Thursday, May 5, 2011

Momofuku Ko Review...Finally

That's it for the pictures!
I've been trying to get reservations at Momofuku Ko for every trip back to NYC since it opened in 2008 without success. Somehow I got lucky this trip and snagged reservations for the first seating last Monday night. Momofuku Ko is a tiny 12 seat restaurant in the East Village in the original Momofuku Noodle Bar location on 10th and 1st Avenue. I've been a big fan of David Chang since the early days; Momofuku Noodle Bar and the Ssam Bar were two of my go-to restaurants, particularly when I lived walking distance away in Noho. I've been anxious to try his high-end, prix fixe restaurant as he's such an innovator and trailblazer and I approach to modernizing Asian cuisine. The Ko experience definitely did not come cheap; the price has gone up from $85 when it opened to $125 for 10 courses.
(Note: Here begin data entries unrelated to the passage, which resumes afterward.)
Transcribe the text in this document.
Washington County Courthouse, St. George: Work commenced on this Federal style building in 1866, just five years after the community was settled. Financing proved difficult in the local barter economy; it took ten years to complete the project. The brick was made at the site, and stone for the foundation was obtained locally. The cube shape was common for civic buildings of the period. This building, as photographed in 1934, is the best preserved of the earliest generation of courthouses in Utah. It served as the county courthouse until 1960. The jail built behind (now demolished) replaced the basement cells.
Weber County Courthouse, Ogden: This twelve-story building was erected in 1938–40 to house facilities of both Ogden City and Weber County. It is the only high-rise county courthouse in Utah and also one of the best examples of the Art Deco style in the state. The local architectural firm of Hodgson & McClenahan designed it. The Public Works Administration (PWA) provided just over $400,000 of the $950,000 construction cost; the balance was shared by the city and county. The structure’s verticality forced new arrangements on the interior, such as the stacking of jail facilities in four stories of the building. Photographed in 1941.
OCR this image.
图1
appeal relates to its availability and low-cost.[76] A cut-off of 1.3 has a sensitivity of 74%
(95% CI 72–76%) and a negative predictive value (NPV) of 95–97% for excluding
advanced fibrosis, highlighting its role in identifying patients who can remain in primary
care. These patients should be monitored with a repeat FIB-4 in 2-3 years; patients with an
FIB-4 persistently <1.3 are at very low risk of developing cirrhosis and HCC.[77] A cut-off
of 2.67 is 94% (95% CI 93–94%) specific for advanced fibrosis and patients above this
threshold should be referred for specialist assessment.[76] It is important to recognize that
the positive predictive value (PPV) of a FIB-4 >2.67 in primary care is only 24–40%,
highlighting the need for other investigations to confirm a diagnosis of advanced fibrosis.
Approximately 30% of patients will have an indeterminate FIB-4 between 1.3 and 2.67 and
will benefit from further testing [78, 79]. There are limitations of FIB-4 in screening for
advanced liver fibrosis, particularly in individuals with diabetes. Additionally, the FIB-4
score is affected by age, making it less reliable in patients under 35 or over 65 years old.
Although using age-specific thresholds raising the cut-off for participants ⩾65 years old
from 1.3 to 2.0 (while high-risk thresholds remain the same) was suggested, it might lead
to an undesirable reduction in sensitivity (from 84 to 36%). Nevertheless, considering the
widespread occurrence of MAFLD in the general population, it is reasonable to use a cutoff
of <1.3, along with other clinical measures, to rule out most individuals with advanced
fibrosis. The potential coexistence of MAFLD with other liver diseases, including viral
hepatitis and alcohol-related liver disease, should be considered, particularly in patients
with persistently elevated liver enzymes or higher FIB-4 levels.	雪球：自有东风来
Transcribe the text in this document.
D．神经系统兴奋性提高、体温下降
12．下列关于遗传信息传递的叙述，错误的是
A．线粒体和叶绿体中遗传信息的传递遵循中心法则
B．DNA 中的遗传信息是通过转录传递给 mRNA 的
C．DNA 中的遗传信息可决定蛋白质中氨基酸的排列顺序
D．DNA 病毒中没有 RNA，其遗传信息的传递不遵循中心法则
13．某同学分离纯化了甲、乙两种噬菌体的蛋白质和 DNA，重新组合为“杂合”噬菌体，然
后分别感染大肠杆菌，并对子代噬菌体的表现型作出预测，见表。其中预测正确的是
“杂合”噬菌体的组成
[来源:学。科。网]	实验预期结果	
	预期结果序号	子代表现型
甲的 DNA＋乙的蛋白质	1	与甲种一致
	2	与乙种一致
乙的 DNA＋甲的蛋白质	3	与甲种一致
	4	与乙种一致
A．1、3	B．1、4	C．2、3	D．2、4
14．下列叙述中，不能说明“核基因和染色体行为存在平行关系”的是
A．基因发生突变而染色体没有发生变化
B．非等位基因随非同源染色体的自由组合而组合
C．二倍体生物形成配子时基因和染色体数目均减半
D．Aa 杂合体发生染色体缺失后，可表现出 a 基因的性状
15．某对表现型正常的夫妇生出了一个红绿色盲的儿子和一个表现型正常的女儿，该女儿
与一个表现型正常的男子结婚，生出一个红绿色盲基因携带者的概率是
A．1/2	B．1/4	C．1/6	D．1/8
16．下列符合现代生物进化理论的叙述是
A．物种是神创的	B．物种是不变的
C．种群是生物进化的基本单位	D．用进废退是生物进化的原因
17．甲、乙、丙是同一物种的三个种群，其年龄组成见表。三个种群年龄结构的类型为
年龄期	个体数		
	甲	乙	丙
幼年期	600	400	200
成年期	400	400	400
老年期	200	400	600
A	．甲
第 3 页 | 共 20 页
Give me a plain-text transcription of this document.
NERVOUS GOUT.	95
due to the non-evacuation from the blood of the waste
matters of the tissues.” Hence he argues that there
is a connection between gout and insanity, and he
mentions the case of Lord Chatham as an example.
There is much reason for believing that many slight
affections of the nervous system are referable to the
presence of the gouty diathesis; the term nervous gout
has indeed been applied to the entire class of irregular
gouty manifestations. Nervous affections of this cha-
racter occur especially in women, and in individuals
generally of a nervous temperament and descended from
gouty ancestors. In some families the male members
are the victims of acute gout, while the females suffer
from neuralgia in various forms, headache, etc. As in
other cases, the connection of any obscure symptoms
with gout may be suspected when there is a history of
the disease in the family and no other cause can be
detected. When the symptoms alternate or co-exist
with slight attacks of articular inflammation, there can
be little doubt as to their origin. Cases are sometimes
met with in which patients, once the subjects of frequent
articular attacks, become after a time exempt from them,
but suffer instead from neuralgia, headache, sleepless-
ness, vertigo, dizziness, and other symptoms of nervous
There are all sorts of annoying "rules;" reservations are only via an online reservation system where reservations for two seatings are released 7 days in advance at 10am Eastern and get snapped up within seconds (gotta have a fast internet connection). They call to confirm several times and you have to bring an e-mail printout of the reservation plus you may be asked to show ID. No pictures are allowed and they frown upon notes and don't provide menus. Service was polite: the chefs would answer questions when asked, but nothing more; they definitely prefer not to engage with the customers even though all the cooking and assembly is done in front of the customers at the bar. Here's what we had to the best of our recollection:
  • Trio of amuse bouches: Chicharones, poached duck breast with a black sauce, fried soft shell crab with pea puree
  • Scallops with avocado mousse, thinly sliced radish and cucumber ice
  • Branzino with broccoli flowers and a sesame topping
  • Lamb ribs in spicy daikon broth with potatoes, fried artichokes and roasted Brussels sprouts
  • Smoked runny egg with Missouri caviar, onions and pineapple
  • Frozen / cold foie gras shavings with lychee and riesling gelee
  • Fresh macaroni with chorizo, octopus, peas and pea shoots
  • Halibut pepperoncino marmelade with fiddleheads and pear
  • Deep fried short rib with grilled ramps, pickled red onion and braised spring onion
  • Honey sorbet with lemon thyme creme and frozen milk
  • Rhubarb with pistachio gelee, sweet brittle and goat cheese gelato
All in all, the food was unique and tasty with unusual and creative flavor combinations, seasonal produce, and some modern technique. They used spice / heat, textures and acid well to keep the food exciting and balanced. My favorites were the foie gras which looked like dry chocolate shavings but melted in the mouth to feel and taste like foie gras and the contrast with the sweet lychee and riesling gelee was delightful; the runny egg with caviar was savory and delicious (duh, can't go wrong); and the lamb ribs which were something new for me, reminded me texturally and flavor-wise of pork belly with a daikon broth that had a nice heat and lots of nice smoky vegetables for a little crunch. The desserts were also quite good, not too sweet, but creative and a nice end to the meal. They offered a $95 wine pairing, but we ordered a couple of wines by the glass that matched the progression of the meal including a sparkling wine from Piemonte, a white Cabernet Franc from France, a white burgundy and a Grenache Syrah from France. Overall, a really good meal with a couple of really memorable dishes and I'm glad I went. Definitely a big splurge; the most expensive meal I've had in awhile. I didn't think it was quite as refined or overwhelmingly amazing as some of the more memorable meals we had in Spain, which were incidentally also a lot cheaper. After dinner, we headed to Angel's Share for a couple of cocktails for the perfect nightcap.


  1. I want to go to momofuku ssäm bar!

  2. I really like ssam bar; it's a little random and eclectic, but most everything is really tasty. He uses big flavors in all his food, there's nothing subtle about it. There really wasn't anything like it in LA (closest thing now is A-Frame, but it's still different) so I used to try and visit Ssam on every NYC visit.